All in all Kurtzman did several of these books. Some he did with René Goscinny, a French/Argentinian jewish cartoonist who was staying in New York at that time and even shared or rented a desk at the socalled CharlesWlliamHarvey Agency. That is also where he met another French artist called Morris and started writing his already succesful comic strip Lucky Luke for the French-Belgian magazine Spirou. After a year or so he went back to France, started working with Albert Uderzo and evenually became famous as the writer and co-creator of Asterix and the editor and co-originator of the magazine Pilote.

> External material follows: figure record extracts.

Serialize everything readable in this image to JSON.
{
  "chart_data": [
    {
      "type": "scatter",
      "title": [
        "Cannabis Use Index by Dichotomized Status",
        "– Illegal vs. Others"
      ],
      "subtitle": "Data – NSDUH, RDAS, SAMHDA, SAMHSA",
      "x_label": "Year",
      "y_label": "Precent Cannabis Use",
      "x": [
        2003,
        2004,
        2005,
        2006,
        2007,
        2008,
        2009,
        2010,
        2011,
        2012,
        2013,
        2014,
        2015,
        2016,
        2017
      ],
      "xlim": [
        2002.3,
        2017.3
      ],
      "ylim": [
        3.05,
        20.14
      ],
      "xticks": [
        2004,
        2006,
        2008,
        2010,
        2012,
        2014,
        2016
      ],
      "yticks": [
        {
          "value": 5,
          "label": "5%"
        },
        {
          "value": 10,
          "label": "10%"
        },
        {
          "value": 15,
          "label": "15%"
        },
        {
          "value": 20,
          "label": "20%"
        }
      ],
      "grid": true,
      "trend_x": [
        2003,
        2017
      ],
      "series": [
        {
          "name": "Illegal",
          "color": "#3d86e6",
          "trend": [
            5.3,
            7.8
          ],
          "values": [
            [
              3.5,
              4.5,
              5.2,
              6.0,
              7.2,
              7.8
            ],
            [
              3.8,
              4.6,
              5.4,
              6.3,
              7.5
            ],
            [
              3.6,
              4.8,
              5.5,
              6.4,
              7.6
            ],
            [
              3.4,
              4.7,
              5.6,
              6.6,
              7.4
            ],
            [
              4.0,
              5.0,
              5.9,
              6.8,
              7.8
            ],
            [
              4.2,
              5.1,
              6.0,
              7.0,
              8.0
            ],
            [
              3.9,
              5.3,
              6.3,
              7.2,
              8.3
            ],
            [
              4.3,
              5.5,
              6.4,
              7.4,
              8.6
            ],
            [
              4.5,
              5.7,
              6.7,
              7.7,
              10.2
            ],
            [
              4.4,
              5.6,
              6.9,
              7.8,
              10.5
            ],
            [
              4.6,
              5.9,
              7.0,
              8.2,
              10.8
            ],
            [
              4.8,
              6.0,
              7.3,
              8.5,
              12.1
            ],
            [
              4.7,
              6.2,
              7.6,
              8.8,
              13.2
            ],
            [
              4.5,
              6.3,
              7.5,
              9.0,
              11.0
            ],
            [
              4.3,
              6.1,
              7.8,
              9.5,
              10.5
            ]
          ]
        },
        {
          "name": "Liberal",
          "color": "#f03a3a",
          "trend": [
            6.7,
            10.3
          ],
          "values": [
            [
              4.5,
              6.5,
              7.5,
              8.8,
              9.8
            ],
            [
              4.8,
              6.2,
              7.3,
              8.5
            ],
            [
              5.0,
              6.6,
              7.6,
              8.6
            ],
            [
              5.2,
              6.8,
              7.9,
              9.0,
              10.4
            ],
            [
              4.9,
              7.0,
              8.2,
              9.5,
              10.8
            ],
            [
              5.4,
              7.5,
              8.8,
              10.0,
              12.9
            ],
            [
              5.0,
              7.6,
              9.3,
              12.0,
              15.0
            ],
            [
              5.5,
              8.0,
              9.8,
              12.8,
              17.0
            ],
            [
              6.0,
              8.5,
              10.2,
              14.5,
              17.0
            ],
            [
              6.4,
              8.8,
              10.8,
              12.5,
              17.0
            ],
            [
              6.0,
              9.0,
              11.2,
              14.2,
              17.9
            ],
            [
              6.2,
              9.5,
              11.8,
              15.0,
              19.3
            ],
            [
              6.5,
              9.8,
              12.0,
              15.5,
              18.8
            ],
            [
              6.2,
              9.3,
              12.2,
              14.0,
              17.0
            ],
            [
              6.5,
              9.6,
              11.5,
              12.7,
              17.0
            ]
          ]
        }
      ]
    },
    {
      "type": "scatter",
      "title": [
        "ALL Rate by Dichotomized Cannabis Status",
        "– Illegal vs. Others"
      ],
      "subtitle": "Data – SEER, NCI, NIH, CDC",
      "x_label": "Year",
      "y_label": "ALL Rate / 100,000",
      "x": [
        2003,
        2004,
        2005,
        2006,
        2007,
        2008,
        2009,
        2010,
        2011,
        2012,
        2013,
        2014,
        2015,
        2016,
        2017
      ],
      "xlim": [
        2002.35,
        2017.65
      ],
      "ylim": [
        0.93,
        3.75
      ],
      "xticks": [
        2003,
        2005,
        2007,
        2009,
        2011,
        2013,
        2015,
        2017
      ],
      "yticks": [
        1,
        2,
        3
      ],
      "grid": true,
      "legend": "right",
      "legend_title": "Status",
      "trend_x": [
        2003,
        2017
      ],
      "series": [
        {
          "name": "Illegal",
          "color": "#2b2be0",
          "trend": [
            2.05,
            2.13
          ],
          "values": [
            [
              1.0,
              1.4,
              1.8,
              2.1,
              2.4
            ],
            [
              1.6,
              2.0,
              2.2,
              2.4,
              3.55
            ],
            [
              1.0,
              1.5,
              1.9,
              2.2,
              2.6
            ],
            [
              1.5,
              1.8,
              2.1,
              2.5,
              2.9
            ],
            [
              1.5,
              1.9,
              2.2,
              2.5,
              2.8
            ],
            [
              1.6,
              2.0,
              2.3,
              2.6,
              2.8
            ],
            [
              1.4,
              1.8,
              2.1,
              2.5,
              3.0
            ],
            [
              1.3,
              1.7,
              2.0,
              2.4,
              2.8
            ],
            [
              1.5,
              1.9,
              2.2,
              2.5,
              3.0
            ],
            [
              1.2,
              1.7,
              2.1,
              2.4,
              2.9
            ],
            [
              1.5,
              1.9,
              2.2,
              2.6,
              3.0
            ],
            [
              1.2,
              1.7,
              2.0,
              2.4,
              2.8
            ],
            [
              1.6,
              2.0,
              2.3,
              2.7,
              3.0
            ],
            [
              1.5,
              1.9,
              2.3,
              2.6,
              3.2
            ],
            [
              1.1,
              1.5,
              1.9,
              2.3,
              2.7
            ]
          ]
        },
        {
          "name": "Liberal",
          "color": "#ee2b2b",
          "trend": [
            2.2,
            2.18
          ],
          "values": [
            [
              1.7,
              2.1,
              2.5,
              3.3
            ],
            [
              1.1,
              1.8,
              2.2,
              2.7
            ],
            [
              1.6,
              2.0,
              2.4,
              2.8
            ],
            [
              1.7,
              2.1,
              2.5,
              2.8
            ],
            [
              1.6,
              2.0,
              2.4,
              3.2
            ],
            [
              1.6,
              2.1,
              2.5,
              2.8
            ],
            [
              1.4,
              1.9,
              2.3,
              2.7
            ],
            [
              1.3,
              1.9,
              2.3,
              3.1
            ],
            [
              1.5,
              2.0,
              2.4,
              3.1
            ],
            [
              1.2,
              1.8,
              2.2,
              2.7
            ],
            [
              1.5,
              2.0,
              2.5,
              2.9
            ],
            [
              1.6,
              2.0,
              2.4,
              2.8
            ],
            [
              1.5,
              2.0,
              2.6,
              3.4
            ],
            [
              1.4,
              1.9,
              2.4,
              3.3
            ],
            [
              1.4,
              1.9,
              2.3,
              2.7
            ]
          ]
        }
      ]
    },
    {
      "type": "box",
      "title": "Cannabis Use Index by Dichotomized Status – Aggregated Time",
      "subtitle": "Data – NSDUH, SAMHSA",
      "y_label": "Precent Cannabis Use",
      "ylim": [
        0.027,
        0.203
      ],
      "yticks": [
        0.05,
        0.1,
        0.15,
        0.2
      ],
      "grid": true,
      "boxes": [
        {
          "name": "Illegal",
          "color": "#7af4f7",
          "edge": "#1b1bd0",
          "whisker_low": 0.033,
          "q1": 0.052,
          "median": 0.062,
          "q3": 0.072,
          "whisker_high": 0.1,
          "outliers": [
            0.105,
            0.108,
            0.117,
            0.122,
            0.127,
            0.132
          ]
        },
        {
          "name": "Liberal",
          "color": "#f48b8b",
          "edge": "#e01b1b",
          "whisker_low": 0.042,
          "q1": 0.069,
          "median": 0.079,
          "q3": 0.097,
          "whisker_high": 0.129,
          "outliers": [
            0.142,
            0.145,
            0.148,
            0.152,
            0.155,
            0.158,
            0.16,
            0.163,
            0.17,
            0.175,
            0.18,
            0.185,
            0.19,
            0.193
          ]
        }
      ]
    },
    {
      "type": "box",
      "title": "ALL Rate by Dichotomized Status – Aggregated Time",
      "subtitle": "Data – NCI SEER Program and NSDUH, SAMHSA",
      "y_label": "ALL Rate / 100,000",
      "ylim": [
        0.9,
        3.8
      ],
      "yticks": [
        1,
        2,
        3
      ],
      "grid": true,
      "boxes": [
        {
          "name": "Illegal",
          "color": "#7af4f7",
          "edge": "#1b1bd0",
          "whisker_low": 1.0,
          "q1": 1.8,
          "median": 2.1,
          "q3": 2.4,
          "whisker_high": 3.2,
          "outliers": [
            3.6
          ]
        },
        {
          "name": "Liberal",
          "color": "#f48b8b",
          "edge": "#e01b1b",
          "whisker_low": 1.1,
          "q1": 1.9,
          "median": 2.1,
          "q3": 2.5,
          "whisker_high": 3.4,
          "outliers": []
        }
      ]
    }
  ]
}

Another artist who did some books for Kunen was Fred Ottenheimer. Not much is known about thos silly artist, except that he went to the same school als Kurtzman, Bill Elder and later Mad artist Al Jaffee. After doing a couple of books for Kunen, he did filler pages for various Fawcett comics (most of them unsigned and unidentified, although I am keeping a list) and became a publisher when he inherited his family's company. I don't know if he was part of the coterie of Kurtzman in the late forties (Al Jaffee wasn't), but he did become friends with Morris and shared an appartment or a studio with him for a short time (as well as publishing his one and only childrens book).

The one puzzle book I shared here (linked below) was done by Goscinny on his own. In my accompanying text I said I welcomed scans of the others. This week, I saw that a comment was added by Sue (I threw away the mail before noting her last name) offering just that. We exchanged information and she sent me the scans for one of Kurtzman's own books. I kindly let it go out to the world. Two down, four more to go.